Contrary Views
See also: Historical revisionismNot all historians of science are agreed that there was any revolution in the sixteenth or 17th century. The continuity thesis is the hypothesis that there was no radical discontinuity between the intellectual development of the Middle Ages and the developments in the Renaissance and early modern period. Thus the idea of an intellectual or scientific revolution following the Renaissance is—according to the continuity thesis—a myth. Some continuity theorists point to earlier intellectual revolutions occurring in the Middle Ages, usually referring to either a European "Renaissance of the 12th century" or a medieval "Muslim scientific revolution", as a sign of continuity.
Another contrary view has been recently proposed by Arun Bala in his dialogical history of the birth of modern science. Bala argues that the changes involved in the Scientific Revolution—the mathematical realist turn, the mechanical philosophy, the atomism, the central role assigned to the Sun in Copernican heliocentrism—have to be seen as rooted in multicultural influences on Europe. Islamic science gave the first exemplar of a mathematical realist theory with Alhazen's Book of Optics in which physical light rays traveled along mathematical straight lines. The swift transfer of Chinese mechanical technologies in the medieval era shifted European sensibilities to perceive the world in the image of a machine. The Hindu-Arabic numeral system, which developed in close association with atomism in India, carried implicitly a new mode of mathematical atomic thinking. And the heliocentric theory, which assigned central status to the Sun, as well as Newton's concept of force acting at a distance, were rooted in ancient Egyptian religious ideas associated with Hermeticism. Bala argues that by ignoring such multicultural impacts we have been led to a Eurocentric conception of the scientific revolution.

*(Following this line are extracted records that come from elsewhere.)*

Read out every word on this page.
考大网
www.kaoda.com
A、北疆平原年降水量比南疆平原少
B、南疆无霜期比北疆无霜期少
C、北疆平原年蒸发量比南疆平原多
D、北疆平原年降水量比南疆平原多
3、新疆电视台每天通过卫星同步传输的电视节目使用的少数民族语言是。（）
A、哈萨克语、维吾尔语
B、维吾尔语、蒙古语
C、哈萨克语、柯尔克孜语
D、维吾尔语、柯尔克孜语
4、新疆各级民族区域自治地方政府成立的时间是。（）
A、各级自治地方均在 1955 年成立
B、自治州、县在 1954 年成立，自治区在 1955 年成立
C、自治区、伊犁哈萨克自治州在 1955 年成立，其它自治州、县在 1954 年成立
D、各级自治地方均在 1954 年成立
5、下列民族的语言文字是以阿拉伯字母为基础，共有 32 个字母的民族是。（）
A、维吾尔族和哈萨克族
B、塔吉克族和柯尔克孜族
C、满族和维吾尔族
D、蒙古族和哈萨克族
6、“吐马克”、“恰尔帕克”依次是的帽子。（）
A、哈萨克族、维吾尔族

A third approach takes the term "renaissance" literally. A closer study of Greek Philosophy and Greek Mathematics demonstrates that nearly all of the so-called revolutionary results of the so-called scientific revolution were in actuality restatements of ideas that were in many cases older than those of Aristotle and in nearly all cases at least as old as Archimedes. Aristotle even explicitly argues against some of the ideas that were demonstrated during the scientific revolution, such as heliocentrism. The basic ideas of the scientific method were well known to Archimedes and his contemporaries, as demonstrated in the well known discovery of buoyancy. Atomism was first thought of by Leucippus and Democritus. This view of the scientific revolution reduces it to a period of relearning classical ideas that is very much an extension of the renaissance, specifically relearning ideas that originated with somebody other than Aristotle and particularly those rooted in the schools of Plato and Pythagoras. This view of the scientific revolution does not deny that a change occurred but argues that it was a reassertion of previous knowledge (a renaissance) and not the creation of new knowledge. It cites statements from Newton, Copernicus and others in favour of the Pythagorean worldview as evidence.